“Everything you can do to a real house you can do to a dollhouse nowadays.”

“Everything you can do to a real house you can do to a dollhouse nowadays.”

She started collecting dollhouse furniture as a kid. Then, at age 17, Jill Wright built her first dollhouse from a kit. “It was baptism by fire,” says Wright, the owner of Jill Wright Spa for Nails in Bowling Green, Ky. It was a large three-story Queen Anne Victorian with two levels of wrap-around porches and a third-floor balcony. It had nine rooms, plus an interior balcony overlooking the foyer.

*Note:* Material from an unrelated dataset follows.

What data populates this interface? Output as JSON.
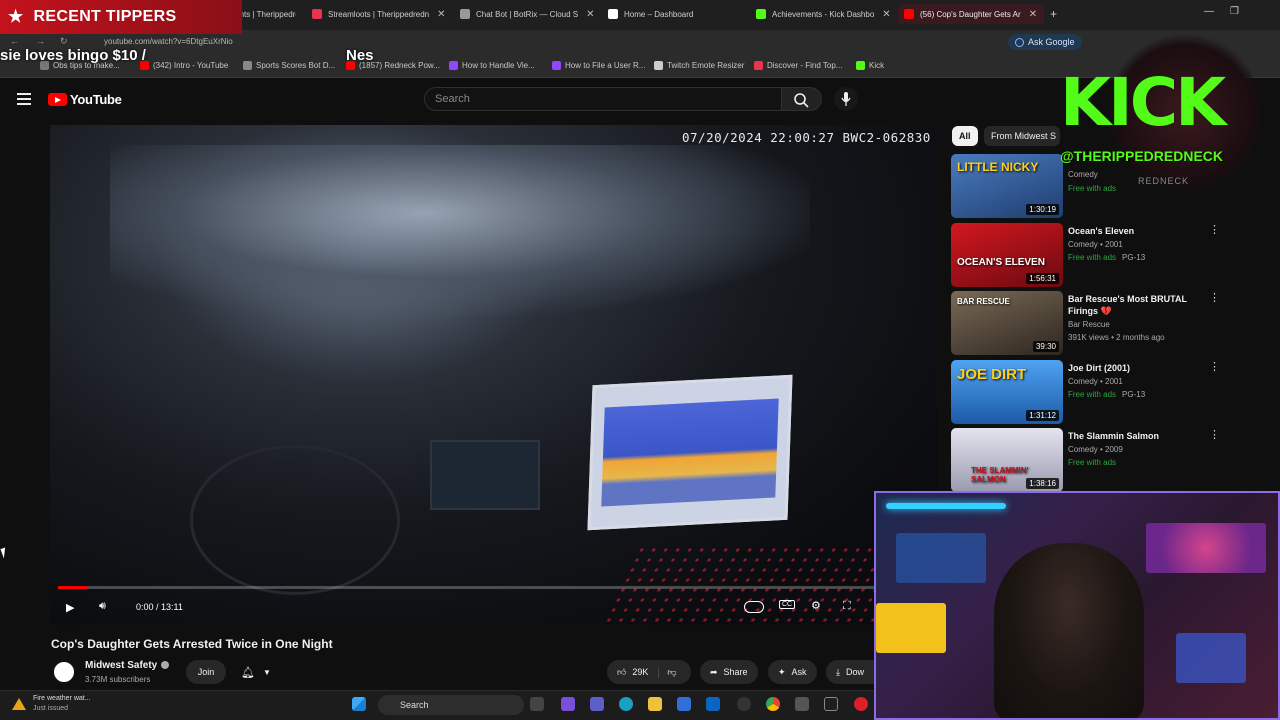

“Everything you can do to a real house you can do to a dollhouse nowadays. I’ve painted, stained, shingled, clapboard-sided, built staircases, wallpapered, dry-walled, mitered baseboards, crown molding, and window trim, applied ceiling medallions, and installed hardwood floors. I’ve done everything but install electricity!” Currently, she’s been rehabbing that Queen Anne Victorian from the ground up. “I work on it every winter and do what’s called ‘kit bashing,’” she says. “That’s where you tweak architectural elements, such as adding more rooms, dormer windows, double French doors, etc. — things that didn’t come with the kit. You can even combine several dollhouses to make one large monster dollhouse.

“Rehabbing is way more of a challenge than buying a new kit, so that’s my favorite way to go. I guess it’s the challenge of problem-solving that thrills me and how you have to think two or three steps ahead before you begin anything. It seems I’ve always had this affinity toward working in miniature, be it houses or nails.”